なぜかお腹はすいている
「ミナ?ミナじゃないか」
「ミナ、こんな早朝にどうしたんだい?」
二人が同時に気がついて、こちらに駆けてきた。
「侯爵様、ナダル、すごいんですね。感動してしまいました」
かれらみたいに一礼してから、正直な感想を述べた。
「いや、たいしたことはないよ。ぼくは、まだまだ修行中でね。だけど、セレス様はこうみえても……」
「ナダル、やめなさい。そんなものは、過去の野蛮な行為にすぎないからね」
「野蛮?あなたのやってきたことは……」
「ナダル、いいのだ」
侯爵様は、ナダルの肩を軽く叩いてからわたしに視線を向けた。
いつもとちがい、どこか寂しそうな困っているような、そんな表情にどきりとしてしまう。

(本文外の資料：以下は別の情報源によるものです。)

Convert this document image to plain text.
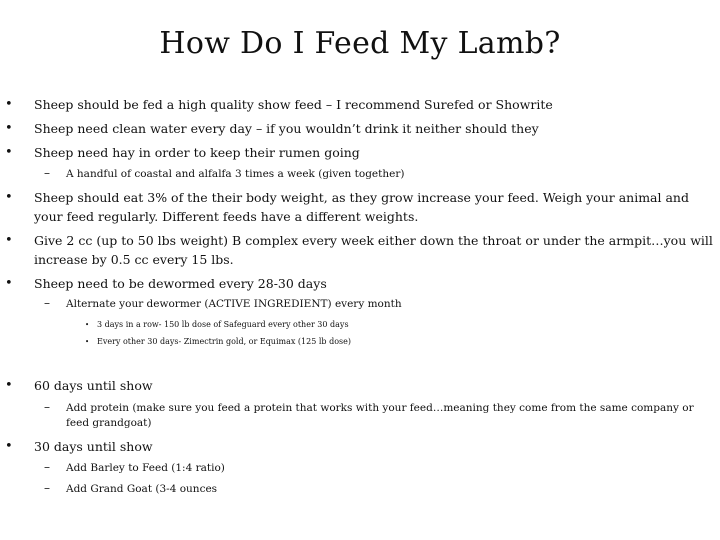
How Do I Feed My Lamb?
• Sheep should be fed a high quality show feed – I recommend Surefed or Showrite
• Sheep need clean water every day – if you wouldn’t drink it neither should they
• Sheep need hay in order to keep their rumen going
– A handful of coastal and alfalfa 3 times a week (given together)
• Sheep should eat 3% of the their body weight, as they grow increase your feed. Weigh your animal and your feed regularly. Different feeds have a different weights.
• Give 2 cc (up to 50 lbs weight) B complex every week either down the throat or under the armpit…you will increase by 0.5 cc every 15 lbs.
• Sheep need to be dewormed every 28-30 days
– Alternate your dewormer (ACTIVE INGREDIENT) every month
• 3 days in a row- 150 lb dose of Safeguard every other 30 days
• Every other 30 days- Zimectrin gold, or Equimax (125 lb dose)
• 60 days until show
– Add protein (make sure you feed a protein that works with your feed…meaning they come from the same company or feed grandgoat)
• 30 days until show
– Add Barley to Feed (1:4 ratio)
– Add Grand Goat (3-4 ounces
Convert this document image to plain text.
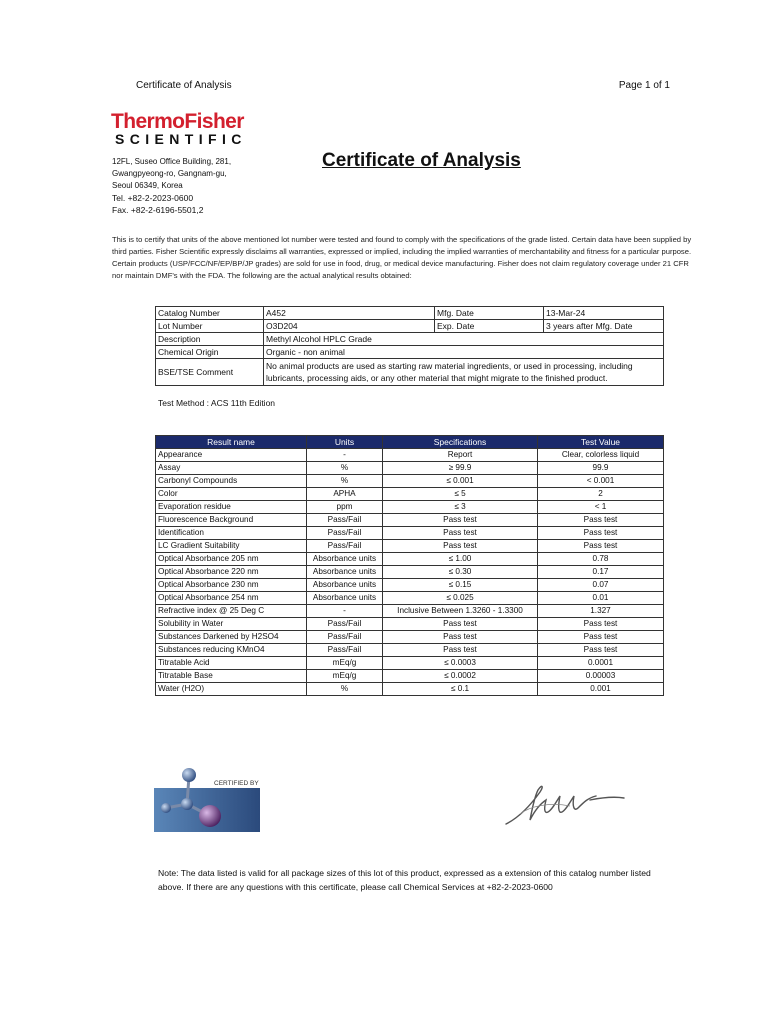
Certificate of Analysis	Page 1 of 1
ThermoFisher
SCIENTIFIC
12FL, Suseo Office Building, 281,
Gwangpyeong-ro, Gangnam-gu,
Seoul 06349, Korea
Tel. +82-2-2023-0600
Fax. +82-2-6196-5501,2
Certificate of Analysis
This is to certify that units of the above mentioned lot number were tested and found to comply with the specifications of the grade listed. Certain data have been supplied by third parties. Fisher Scientific expressly disclaims all warranties, expressed or implied, including the implied warranties of merchantability and fitness for a particular purpose. Certain products (USP/FCC/NF/EP/BP/JP grades) are sold for use in food, drug, or medical device manufacturing. Fisher does not claim regulatory coverage under 21 CFR nor maintain DMF's with the FDA. The following are the actual analytical results obtained:
Catalog Number	A452	Mfg. Date	13-Mar-24
Lot Number	O3D204	Exp. Date	3 years after Mfg. Date
Description	Methyl Alcohol HPLC Grade		
Chemical Origin	Organic - non animal		
BSE/TSE Comment	No animal products are used as starting raw material ingredients, or used in processing, including lubricants, processing aids, or any other material that might migrate to the finished product.		
Test Method : ACS 11th Edition
Result name	Units	Specifications	Test Value
Appearance	-	Report	Clear, colorless liquid
Assay	%	≥ 99.9	99.9
Carbonyl Compounds	%	≤ 0.001	< 0.001
Color	APHA	≤ 5	2
Evaporation residue	ppm	≤ 3	< 1
Fluorescence Background	Pass/Fail	Pass test	Pass test
Identification	Pass/Fail	Pass test	Pass test
LC Gradient Suitability	Pass/Fail	Pass test	Pass test
Optical Absorbance 205 nm	Absorbance units	≤ 1.00	0.78
Optical Absorbance 220 nm	Absorbance units	≤ 0.30	0.17
Optical Absorbance 230 nm	Absorbance units	≤ 0.15	0.07
Optical Absorbance 254 nm	Absorbance units	≤ 0.025	0.01
Refractive index @ 25 Deg C	-	Inclusive Between 1.3260 - 1.3300	1.327
Solubility in Water	Pass/Fail	Pass test	Pass test
Substances Darkened by H2SO4	Pass/Fail	Pass test	Pass test
Substances reducing KMnO4	Pass/Fail	Pass test	Pass test
Titratable Acid	mEq/g	≤ 0.0003	0.0001
Titratable Base	mEq/g	≤ 0.0002	0.00003
Water (H2O)	%	≤ 0.1	0.001
CERTIFIED BY
Note: The data listed is valid for all package sizes of this lot of this product, expressed as a extension of this catalog number listed above. If there are any questions with this certificate, please call Chemical Services at +82-2-2023-0600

「ミナ、わたしたちになにか話があるんじゃないかい?」
「はい、侯爵様」
「じゃあ、とりあえず朝食にしよう。食べながら話をきくよ」
朝食ときいて、昨日はたいしたものを食べていなかったことに気がついた。
なぜかはわからないが、侯爵様とナダルをみた瞬間、急にお腹がすきはじめた。
「グルルル」
そのタイミングで、急にお腹がなりはじめた。しかも、控えめにではなく、盛大に。
「体は正直だよね。ぼくも腹がぺこぺこだよ。じゃあ、きみのために特製のオムレツをつくろう」
「ナダル、ナダル。頼むから、今日こそ卵を焦がさないでくれよ。いったいどうやったら焦げたオムレツができあがるのか、不可思議でならない」
ナダルをたしなめる侯爵様のいい方がおかしくって、ついつい笑ってしまった。
それから、朝食をいただいた。
パンにチーズに焦げたオムレツ、ベリージャムの入ったヨーグルト。紅茶にあたためたミルクを入れ、隣国でとれたという柑橘類もいただいた。
どれもとってもおいしい。
侯爵様の予言通り、ナダルのオムレツはまんべんなく焦げ目がついていた。
それでも、塩加減が絶妙だし、ミルクを入れているのでふわっと感がある。
ちょっとこうばしいって感じかしら?
お腹いっぱいになるまで、一言も会話をかわすでもなく食べてしまった。
正直をいうと、食べはじめるとお話のことはふっ飛んでしまった。だから、ついつい必死に食べてしまったわけ。
朝食がおわってから、ハーブティーを書斎に運んでそこで話をすることになった。
ローテーブルをはさんで、侯爵様が一人で向かい側の長椅子に、ナダルとわたしが並んで座るといういつもの定位置。
これも、今日でおしまいなんだと思うと、ちょっと寂しくなってしまう。